Dec 17, 3:40
Union Station
Dear folks,
Well I’m still here. A couple of the other fellows and I went downtown for a little while. We walked so we didn’t get very far. We took in 8 floors and the basement of “Marshal Fields”, I guess its one of the largest department stores in the world. I had my first escalator ride, not bad.
Several of the boys had friends or relatives here so the day was probably enjoyed by all. The only difficulty is that we may run short on meal tickets. We had enough for 1 extra day and we have used up some of them already and aren’t across the Mississippi yet. I’m a little low on money but I think I’ll make it if need too I can borrow some from some of the fellows.
They have an electric organ here in the waiting room and there has been a guy playing Christmas music nearly all the time, its really swell.
You’d probably like to know more about why my sudden decision to go to Oregon. Well here’s the story. Our project Supt. is doing his best to keep the camp there. The strategy they tried to use was this: We sent in a bit (?) of the 39 men that would go to Oregon Sun. afternoon. Well I came darn near going then but they got though(?) so I wrote and told you that I wasn’t going.

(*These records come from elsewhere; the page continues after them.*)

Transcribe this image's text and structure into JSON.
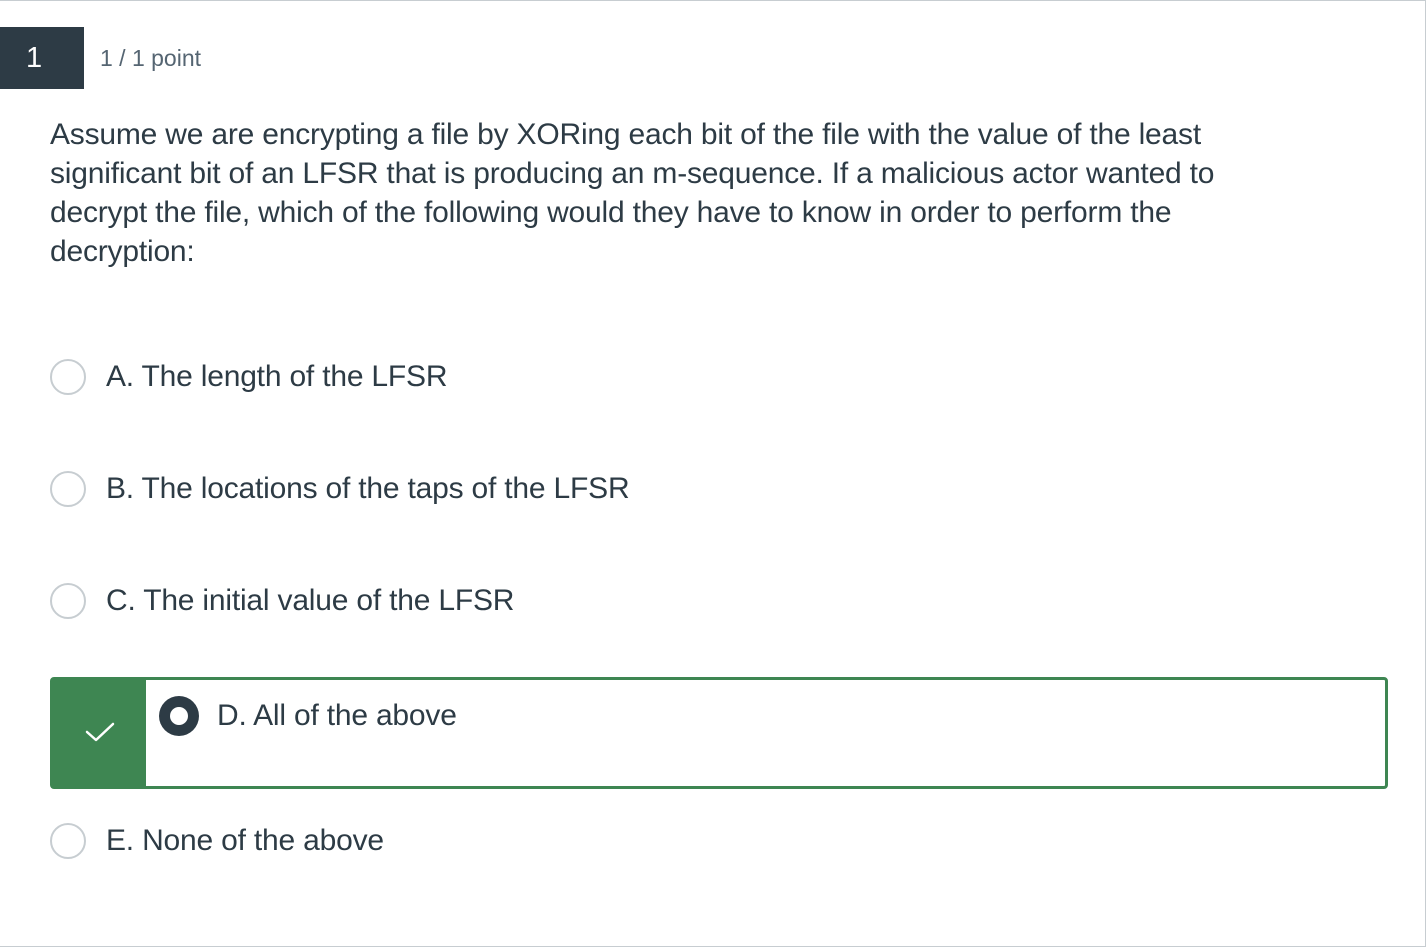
{
  "question": {
    "number": "1",
    "score": "1 / 1 point",
    "text": "Assume we are encrypting a file by XORing each bit of the file with the value of the least significant bit of an LFSR that is producing an m-sequence. If a malicious actor wanted to decrypt the file, which of the following would they have to know in order to perform the decryption:"
  },
  "answers": [
    {
      "label": "A. The length of the LFSR",
      "selected": false
    },
    {
      "label": "B. The locations of the taps of the LFSR",
      "selected": false
    },
    {
      "label": "C. The initial value of the LFSR",
      "selected": false
    },
    {
      "label": "D. All of the above",
      "selected": true,
      "correct": true
    },
    {
      "label": "E. None of the above",
      "selected": false
    }
  ],
  "colors": {
    "question_number_bg": "#2d3b45",
    "correct_green": "#3e8652",
    "text": "#2d3b45",
    "radio_border": "#c7cdd1"
  },
  "icons": {
    "correct_marker": "check-icon"
  }
}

I suppose you got that card yesterday. (Sentence crossed out) Wait, I left out something. Mon. morning our project Sup. wires to his betters in Wash. that they were letting a lot of good men get away he named 15 of them. About ½ of these men were really important and the rest of them were first bluff. Then things strung along till about the tue noon and both the Project and Technical Supervisors got a telegram telling them not to sign a release for those 15 men. So then the camp had to find some men to substitute for them. That’s when I came in. We had had some pretty favorable information about the Oregon Project and it looked like our camp was doomed cause S.C.S. seemed to think we only needed 50 men and that was the least that A.F.S.C. would ever consider keeping a camp open for. As I said on my card most of the good men were leaving either to Oregon or on detached service. If the camp is kept after it will mostly consist of fellows that are interested in the research part and a few that work on camp maintenance. I could have qualified I guess, but I wasn’t crazy about being stuck there with so few men. I had first started on a new job tue morning which would have put me in the research department. I was taking frost samples (meaning ---- frost and the depth of snow), not a bad job. But I lost interest when I came to the conclusion that there wasn’t much future there.

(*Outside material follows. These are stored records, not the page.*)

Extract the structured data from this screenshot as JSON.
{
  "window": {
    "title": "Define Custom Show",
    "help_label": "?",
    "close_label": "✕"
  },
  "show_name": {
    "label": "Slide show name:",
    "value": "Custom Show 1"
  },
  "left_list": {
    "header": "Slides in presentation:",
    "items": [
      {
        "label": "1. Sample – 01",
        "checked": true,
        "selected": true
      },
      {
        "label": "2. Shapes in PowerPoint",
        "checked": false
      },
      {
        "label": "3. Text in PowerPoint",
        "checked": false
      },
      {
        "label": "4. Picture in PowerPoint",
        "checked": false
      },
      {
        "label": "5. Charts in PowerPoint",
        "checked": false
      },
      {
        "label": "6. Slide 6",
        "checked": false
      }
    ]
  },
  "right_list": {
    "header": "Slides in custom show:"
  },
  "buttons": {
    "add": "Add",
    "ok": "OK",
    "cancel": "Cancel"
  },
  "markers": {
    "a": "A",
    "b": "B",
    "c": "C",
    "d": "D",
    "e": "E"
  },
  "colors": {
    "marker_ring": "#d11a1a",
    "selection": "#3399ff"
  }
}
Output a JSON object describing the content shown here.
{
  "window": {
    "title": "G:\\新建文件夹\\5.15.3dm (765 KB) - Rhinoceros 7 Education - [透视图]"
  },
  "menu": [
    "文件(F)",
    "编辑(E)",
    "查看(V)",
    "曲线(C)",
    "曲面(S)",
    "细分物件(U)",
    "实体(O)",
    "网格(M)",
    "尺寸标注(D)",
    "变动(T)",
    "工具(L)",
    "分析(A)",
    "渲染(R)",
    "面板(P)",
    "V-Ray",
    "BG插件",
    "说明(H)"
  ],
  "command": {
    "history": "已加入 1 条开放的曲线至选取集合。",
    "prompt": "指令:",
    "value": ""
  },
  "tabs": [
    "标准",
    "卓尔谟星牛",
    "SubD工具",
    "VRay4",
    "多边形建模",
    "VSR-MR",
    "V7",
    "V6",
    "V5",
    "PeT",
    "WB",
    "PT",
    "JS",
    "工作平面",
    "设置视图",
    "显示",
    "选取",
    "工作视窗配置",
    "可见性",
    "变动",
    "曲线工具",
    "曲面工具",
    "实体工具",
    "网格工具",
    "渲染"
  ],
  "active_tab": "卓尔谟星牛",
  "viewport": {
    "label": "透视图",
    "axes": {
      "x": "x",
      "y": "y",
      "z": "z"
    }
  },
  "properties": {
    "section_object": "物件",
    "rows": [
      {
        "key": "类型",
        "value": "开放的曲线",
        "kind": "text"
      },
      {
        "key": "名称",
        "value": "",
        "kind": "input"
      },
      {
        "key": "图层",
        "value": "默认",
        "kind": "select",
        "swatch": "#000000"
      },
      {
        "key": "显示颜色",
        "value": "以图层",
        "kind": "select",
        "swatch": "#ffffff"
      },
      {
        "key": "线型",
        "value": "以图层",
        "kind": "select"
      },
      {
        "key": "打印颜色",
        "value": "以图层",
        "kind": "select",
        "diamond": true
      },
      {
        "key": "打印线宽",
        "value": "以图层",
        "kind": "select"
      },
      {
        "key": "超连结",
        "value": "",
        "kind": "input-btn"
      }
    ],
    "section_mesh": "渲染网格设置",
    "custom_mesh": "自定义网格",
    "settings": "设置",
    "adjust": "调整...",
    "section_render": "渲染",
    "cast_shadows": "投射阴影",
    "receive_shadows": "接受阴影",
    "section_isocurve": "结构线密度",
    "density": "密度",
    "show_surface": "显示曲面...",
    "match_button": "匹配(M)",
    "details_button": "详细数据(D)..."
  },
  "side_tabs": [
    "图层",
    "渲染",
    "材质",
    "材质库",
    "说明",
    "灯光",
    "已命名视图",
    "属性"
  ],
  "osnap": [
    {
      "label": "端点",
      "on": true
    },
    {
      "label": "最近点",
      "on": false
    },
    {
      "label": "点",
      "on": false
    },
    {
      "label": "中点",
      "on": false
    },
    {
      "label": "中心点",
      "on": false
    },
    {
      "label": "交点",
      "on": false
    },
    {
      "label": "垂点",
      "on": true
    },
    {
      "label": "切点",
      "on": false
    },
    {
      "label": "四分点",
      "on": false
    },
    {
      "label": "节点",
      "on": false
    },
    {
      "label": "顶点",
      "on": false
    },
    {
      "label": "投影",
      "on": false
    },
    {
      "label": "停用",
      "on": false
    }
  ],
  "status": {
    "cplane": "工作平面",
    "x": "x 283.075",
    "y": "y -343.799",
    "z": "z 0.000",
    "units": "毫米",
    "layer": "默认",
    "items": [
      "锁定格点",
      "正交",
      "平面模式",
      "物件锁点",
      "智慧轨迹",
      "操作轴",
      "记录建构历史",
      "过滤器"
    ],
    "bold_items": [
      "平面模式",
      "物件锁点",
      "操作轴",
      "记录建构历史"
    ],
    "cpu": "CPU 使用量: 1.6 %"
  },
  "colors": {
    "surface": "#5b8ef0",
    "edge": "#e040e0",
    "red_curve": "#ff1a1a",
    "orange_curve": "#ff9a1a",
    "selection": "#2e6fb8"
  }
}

You see our project Sup. figured that one of the main reasons was that the rest of S.C.S. was jealous of him cause he had been turning out better work then they had and they were out to squeltch him. That may be partly conceit, but that with the fact that a certain Congressman McGigber(?) had promised to have us out by election day adds up to no camp Coshocton. So I am Oregon bound and glad of it. Except that I’ll be about twice as far from home. The way I feel about it now I’ll be looking for a detached service project of some kind next spring or summer. I still hope to get home next spring if it isn’t too expensive.
One thing I sure hated to do was go off and leave that printing press we had back there. I really enjoyed fooling around with it and I still think I could have done C.P.S. some good with it but maybe there is something more important in Oregon for me to do.
I left some very fine friends too. You get to know fellows pretty well that you live with for four months. I hated to leave Ab too but it is better for him to be closer to home if possible. I think he would have liked to go if it wasn’t for him being an expectant father.
There is another Iowa man going—Clarence Morrison. A good guy too. He’s from Ames. I told you about him a long time ago.
The project out there is a forestry(?) service project. I really think that it is more important than Soil Conservation. There are now 22 men out there now and so we will be practically the same camp. The capacity of the camp is 200 so some of the new fellows may get sent thro to maybe Warren.(?)
We couldn’t have picked a worse time to travel in the last 10 years. The last we hear there weren’t any more Pullmans. So I --- we will have that stinky old coach all the way. It is terribly old and dirty. If they would give us a good one it wouldn’t be as bad but I suppose the army get all the good stuff. This whole thing has only t been on foot for about 9 or 10 days so it is a little wonder that our arrangements for cars and railroad connections aren’t working out. O, well, we are having a grand time and we get along well together so I guess we can put up with a little inconvenience like sleeping on the cushions. We have plenty of room so that we can take the back of the seats and stretch out across two of them it isn’t too bad.
We go out through Minn. N. D. to Seattle and then Portland. Elkton, I understand is about 30 mi. from the ocean with an elevation of 100 ft.
Well, keep your chins up, God’s with us.